9.2 Reliance by Third Parties
A third party may rely upon the Agent’s presentation of this Power, a certificate executed by the Agent pursuant to the Act, and the absence of actual knowledge of revocation.
9.3 Assignment & Delegation
The Agent may not delegate duties or assign rights except as expressly permitted in § 3.3 or under court order.
9.4 Severability
If any provision is held unenforceable, the remaining provisions shall be given effect to the maximum extent permitted.
9.5 Entire Agreement
This Power, including Exhibits, constitutes the entire understanding between the parties regarding the subject matter.
9.6 Electronic Signatures & Counterparts
This Power may be executed in counterparts and by electronic signature, each of which is deemed an original and all of which constitute one instrument.
9.7 Headings
Section headings are for convenience only and do not affect interpretation.
X. EXECUTION & ACKNOWLEDGMENT BLOCKS
10.1 Principal’s Signature
[PRINCIPAL NAME], Principal
Date: _____
10.2 Witness Attestation (optional but recommended)
As witnesses to the Principal’s signature, we declare that the Principal is personally known to us, appears to be of sound mind, and signed this Power voluntarily.
Witness 1: ____ Date: __
Print Name: _____
Witness 2: ____ Date: __
Print Name: _____
[// GUIDANCE: Neither Mississippi law nor the Act mandates witness signatures for a financial POA; nevertheless, many practitioners include them to reduce challenges and facilitate out-of-state recognition.]
10.3 Notary Acknowledgment
State of Mississippi
County of ______
On this _ day of _, 20__, before me, the undersigned Notary Public, personally appeared [PRINCIPAL NAME], satisfactorily proven to me to be the person whose name is subscribed to this instrument, and acknowledged that he/she executed the same for the purposes therein contained.
Notary Public
My Commission Expires: _______
Notary Seal:
10.4 Agent’s Acceptance (Exhibit B)
[See Exhibit B attached; must be signed by each Agent and Successor Agent.]
EXHIBIT A
STATUTORY NOTICE TO PRINCIPAL
[Insert statutory “Important Information for the Principal” verbatim from the Act.]
EXHIBIT B
AGENT’S CERTIFICATION & ACCEPTANCE
I, [AGENT NAME], have read the Durable Financial Power of Attorney dated ______ and accept the appointment as Agent.
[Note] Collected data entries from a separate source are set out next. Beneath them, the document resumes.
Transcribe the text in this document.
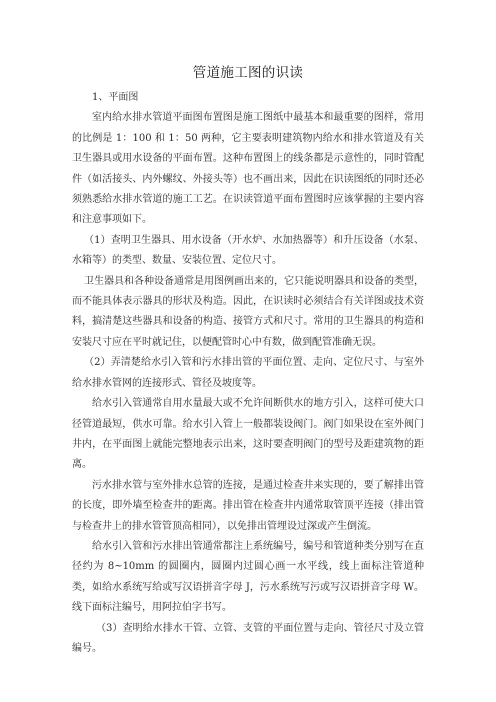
管道施工图的识读

1、平面图

室内给水排水管道平面图布置图是施工图纸中最基本和最重要的图样，常用的比例是 1：100 和 1：50 两种，它主要表明建筑物内给水和排水管道及有关卫生器具或用水设备的平面布置。这种布置图上的线条都是示意性的，同时管配件（如活接头、内外螺纹、外接头等）也不画出来，因此在识读图纸的同时还必须熟悉给水排水管道的施工工艺。在识读管道平面布置图时应该掌握的主要内容和注意事项如下。

（1）查明卫生器具、用水设备（开水炉、水加热器等）和升压设备（水泵、水箱等）的类型、数量、安装位置、定位尺寸。

卫生器具和各种设备通常是用图例画出来的，它只能说明器具和设备的类型，而不能具体表示器具的形状及构造。因此，在识读时必须结合有关详图或技术资料，搞清楚这些器具和设备的构造、接管方式和尺寸。常用的卫生器具的构造和安装尺寸应在平时就记住，以便配管时心中有数，做到配管准确无误。

（2）弄清楚给水引入管和污水排出管的平面位置、走向、定位尺寸、与室外给水排水管网的连接形式、管径及坡度等。

给水引入管通常自用水量最大或不允许间断供水的地方引入，这样可使大口径管道最短，供水可靠。给水引入管上一般都装设阀门。阀门如果设在室外阀门井内，在平面图上就能完整地表示出来，这时要查明阀门的型号及距建筑物的距离。

污水排水管与室外排水总管的连接，是通过检查井来实现的，要了解排出管的长度，即外墙至检查井的距离。排出管在检查井内通常取管顶平连接（排出管与检查井上的排水管管顶高相同），以免排出管埋设过深或产生倒流。

给水引入管和污水排出管通常都注上系统编号，编号和管道种类分别写在直径约为 8~10mm 的圆圈内，圆圈内过圆心画一水平线，线上面标注管道种类，如给水系统写给或写汉语拼音字母 J，污水系统写污或写汉语拼音字母 W。线下面标注编号，用阿拉伯字书写。

（3）查明给水排水干管、立管、支管的平面位置与走向、管径尺寸及立管编号。
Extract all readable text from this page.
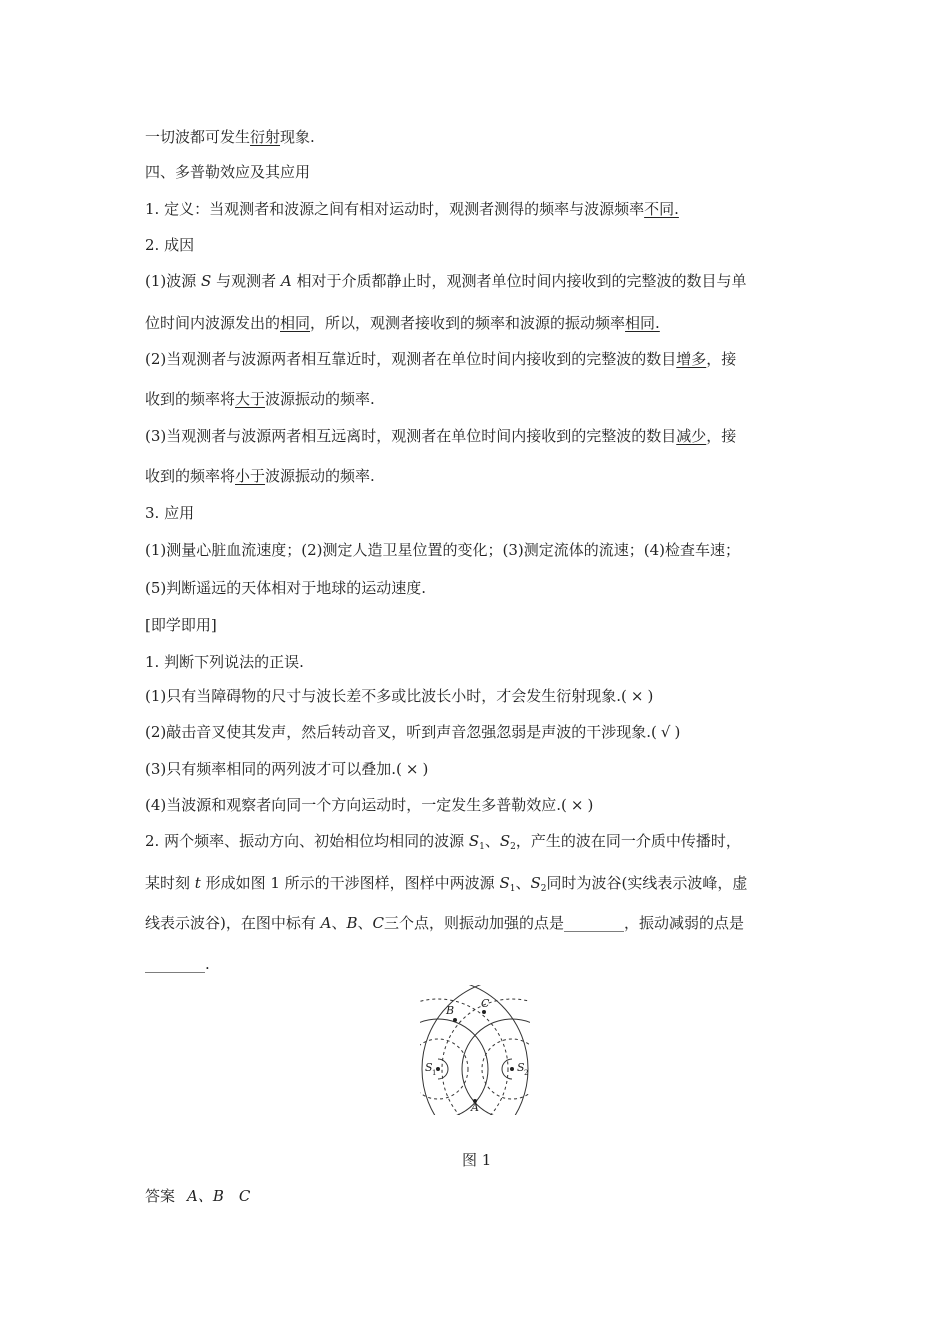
一切波都可发生衍射现象.
四、多普勒效应及其应用
1. 定义：当观测者和波源之间有相对运动时，观测者测得的频率与波源频率不同.
2. 成因
(1)波源 S 与观测者 A 相对于介质都静止时，观测者单位时间内接收到的完整波的数目与单
位时间内波源发出的相同，所以，观测者接收到的频率和波源的振动频率相同.
(2)当观测者与波源两者相互靠近时，观测者在单位时间内接收到的完整波的数目增多，接
收到的频率将大于波源振动的频率.
(3)当观测者与波源两者相互远离时，观测者在单位时间内接收到的完整波的数目减少，接
收到的频率将小于波源振动的频率.
3. 应用
(1)测量心脏血流速度；(2)测定人造卫星位置的变化；(3)测定流体的流速；(4)检查车速；
(5)判断遥远的天体相对于地球的运动速度.
[即学即用]
1. 判断下列说法的正误.
(1)只有当障碍物的尺寸与波长差不多或比波长小时，才会发生衍射现象.( × )
(2)敲击音叉使其发声，然后转动音叉，听到声音忽强忽弱是声波的干涉现象.( √ )
(3)只有频率相同的两列波才可以叠加.( × )
(4)当波源和观察者向同一个方向运动时，一定发生多普勒效应.( × )
2. 两个频率、振动方向、初始相位均相同的波源 $S_1$、$S_2$，产生的波在同一介质中传播时，
某时刻 t 形成如图 1 所示的干涉图样，图样中两波源 $S_1$、$S_2$同时为波谷(实线表示波峰，虚
线表示波谷)，在图中标有 A、B、C三个点，则振动加强的点是________，振动减弱的点是
________.
A
B
C
S	S
1	2
图 1
答案 A、B　C
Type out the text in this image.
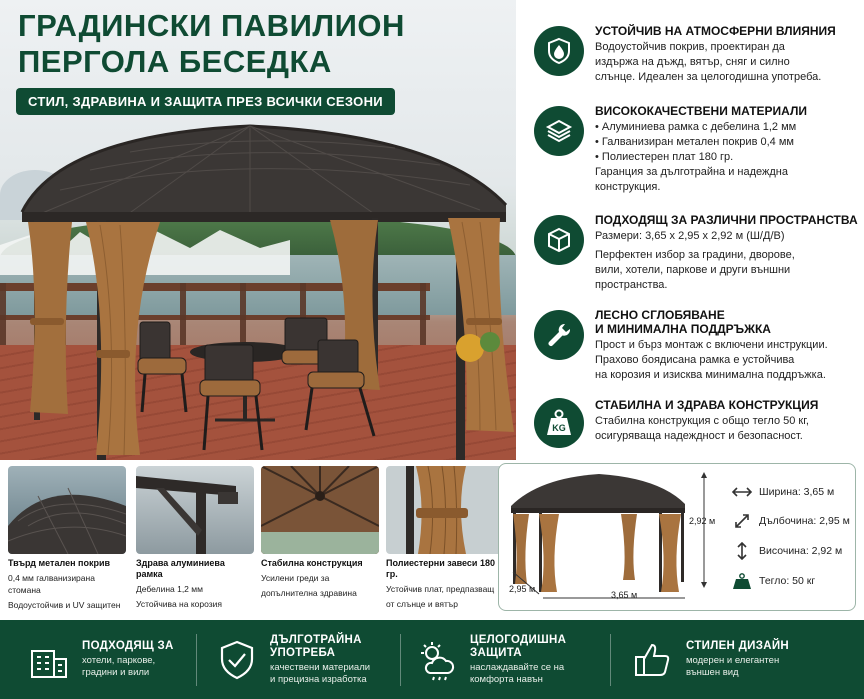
ГРАДИНСКИ ПАВИЛИОН
ПЕРГОЛА БЕСЕДКА
СТИЛ, ЗДРАВИНА И ЗАЩИТА ПРЕЗ ВСИЧКИ СЕЗОНИ
УСТОЙЧИВ НА АТМОСФЕРНИ ВЛИЯНИЯ

Водоустойчив покрив, проектиран да

издържа на дъжд, вятър, сняг и силно

слънце. Идеален за целогодишна употреба.

ВИСОКОКАЧЕСТВЕНИ МАТЕРИАЛИ
• Алуминиева рамка с дебелина 1,2 мм
• Галванизиран метален покрив 0,4 мм
• Полиестерен плат 180 гр.

Гаранция за дълготрайна и надеждна

конструкция.

ПОДХОДЯЩ ЗА РАЗЛИЧНИ ПРОСТРАНСТВА

Размери: 3,65 х 2,95 х 2,92 м (Ш/Д/В)

Перфектен избор за градини, дворове,

вили, хотели, паркове и други външни

пространства.

ЛЕСНО СГЛОБЯВАНЕ
И МИНИМАЛНА ПОДДРЪЖКА

Прост и бърз монтаж с включени инструкции.

Прахово боядисана рамка е устойчива

на корозия и изисква минимална поддръжка.

KG
СТАБИЛНА И ЗДРАВА КОНСТРУКЦИЯ

Стабилна конструкция с общо тегло 50 кг,

осигуряваща надеждност и безопасност.

Твърд метален покрив
0,4 мм галванизирана стомана
Водоустойчив и UV защитен
Здрава алуминиева рамка
Дебелина 1,2 мм
Устойчива на корозия
Стабилна конструкция
Усилени греди за
допълнителна здравина
Полиестерни завеси 180 гр.
Устойчив плат, предпазващ
от слънце и вятър
2,92 м
2,95 м
3,65 м
Ширина: 3,65 м
Дълбочина: 2,95 м
Височина: 2,92 м
Тегло: 50 кг
ПОДХОДЯЩ ЗА
хотели, паркове,
градини и вили
ДЪЛГОТРАЙНА
УПОТРЕБА
качествени материали
и прецизна изработка
ЦЕЛОГОДИШНА
ЗАЩИТА
наслаждавайте се на
комфорта навън
СТИЛЕН ДИЗАЙН
модерен и елегантен
външен вид
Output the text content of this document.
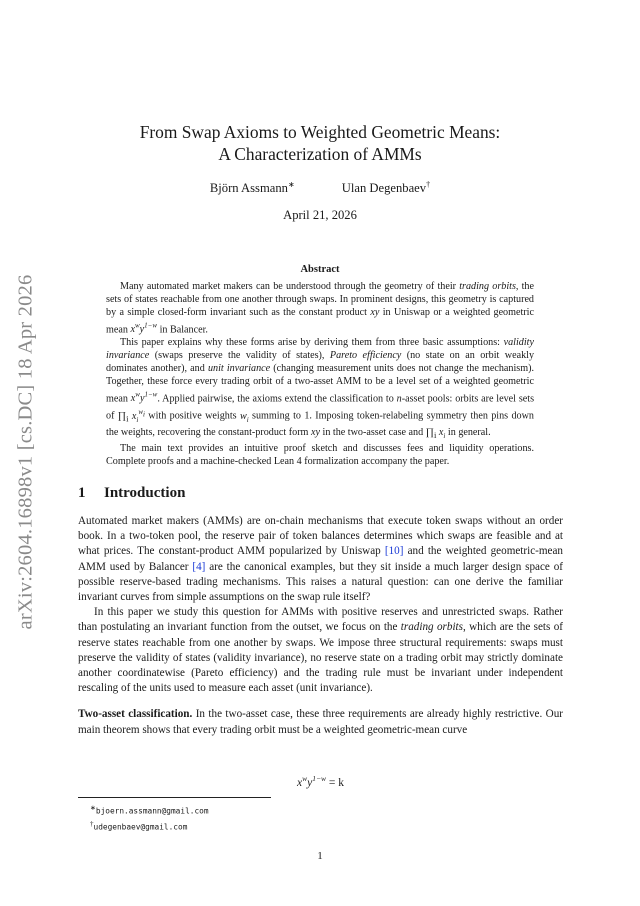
arXiv:2604.16898v1 [cs.DC] 18 Apr 2026
From Swap Axioms to Weighted Geometric Means:
A Characterization of AMMs
Björn Assmann∗	Ulan Degenbaev†
April 21, 2026
Abstract

Many automated market makers can be understood through the geometry of their trading orbits, the sets of states reachable from one another through swaps. In prominent designs, this geometry is captured by a simple closed-form invariant such as the constant product xy in Uniswap or a weighted geometric mean $x^wy^{1-w}$ in Balancer.

This paper explains why these forms arise by deriving them from three basic assumptions: validity invariance (swaps preserve the validity of states), Pareto efficiency (no state on an orbit weakly dominates another), and unit invariance (changing measurement units does not change the mechanism). Together, these force every trading orbit of a two-asset AMM to be a level set of a weighted geometric mean $x^wy^{1-w}$. Applied pairwise, the axioms extend the classification to n-asset pools: orbits are level sets of $\prod_i$ $x_i^{w_i}$ with positive weights $w_i$ summing to 1. Imposing token-relabeling symmetry then pins down the weights, recovering the constant-product form xy in the two-asset case and $\prod_i$ $x_i$ in general.

The main text provides an intuitive proof sketch and discusses fees and liquidity operations. Complete proofs and a machine-checked Lean 4 formalization accompany the paper.

1 Introduction

Automated market makers (AMMs) are on-chain mechanisms that execute token swaps without an order book. In a two-token pool, the reserve pair of token balances determines which swaps are feasible and at what prices. The constant-product AMM popularized by Uniswap [10] and the weighted geometric-mean AMM used by Balancer [4] are the canonical examples, but they sit inside a much larger design space of possible reserve-based trading mechanisms. This raises a natural question: can one derive the familiar invariant curves from simple assumptions on the swap rule itself?

In this paper we study this question for AMMs with positive reserves and unrestricted swaps. Rather than postulating an invariant function from the outset, we focus on the trading orbits, which are the sets of reserve states reachable from one another by swaps. We impose three structural requirements: swaps must preserve the validity of states (validity invariance), no reserve state on a trading orbit may strictly dominate another coordinatewise (Pareto efficiency) and the trading rule must be invariant under independent rescaling of the units used to measure each asset (unit invariance).

Two-asset classification. In the two-asset case, these three requirements are already highly restrictive. Our main theorem shows that every trading orbit must be a weighted geometric-mean curve

$x^wy^{1-w} = k$
∗bjoern.assmann@gmail.com
†udegenbaev@gmail.com
1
I understand my fiduciary duties under the Act and agree to act in the Principal’s best interest.
[AGENT NAME], Agent
Date: _____
(Repeat for each Successor Agent)
[// GUIDANCE: File or record this Power only if real-property transactions are anticipated. When recording, include a legal description of the property and comply with county formatting margins, font sizes, and any deed tax requirements.]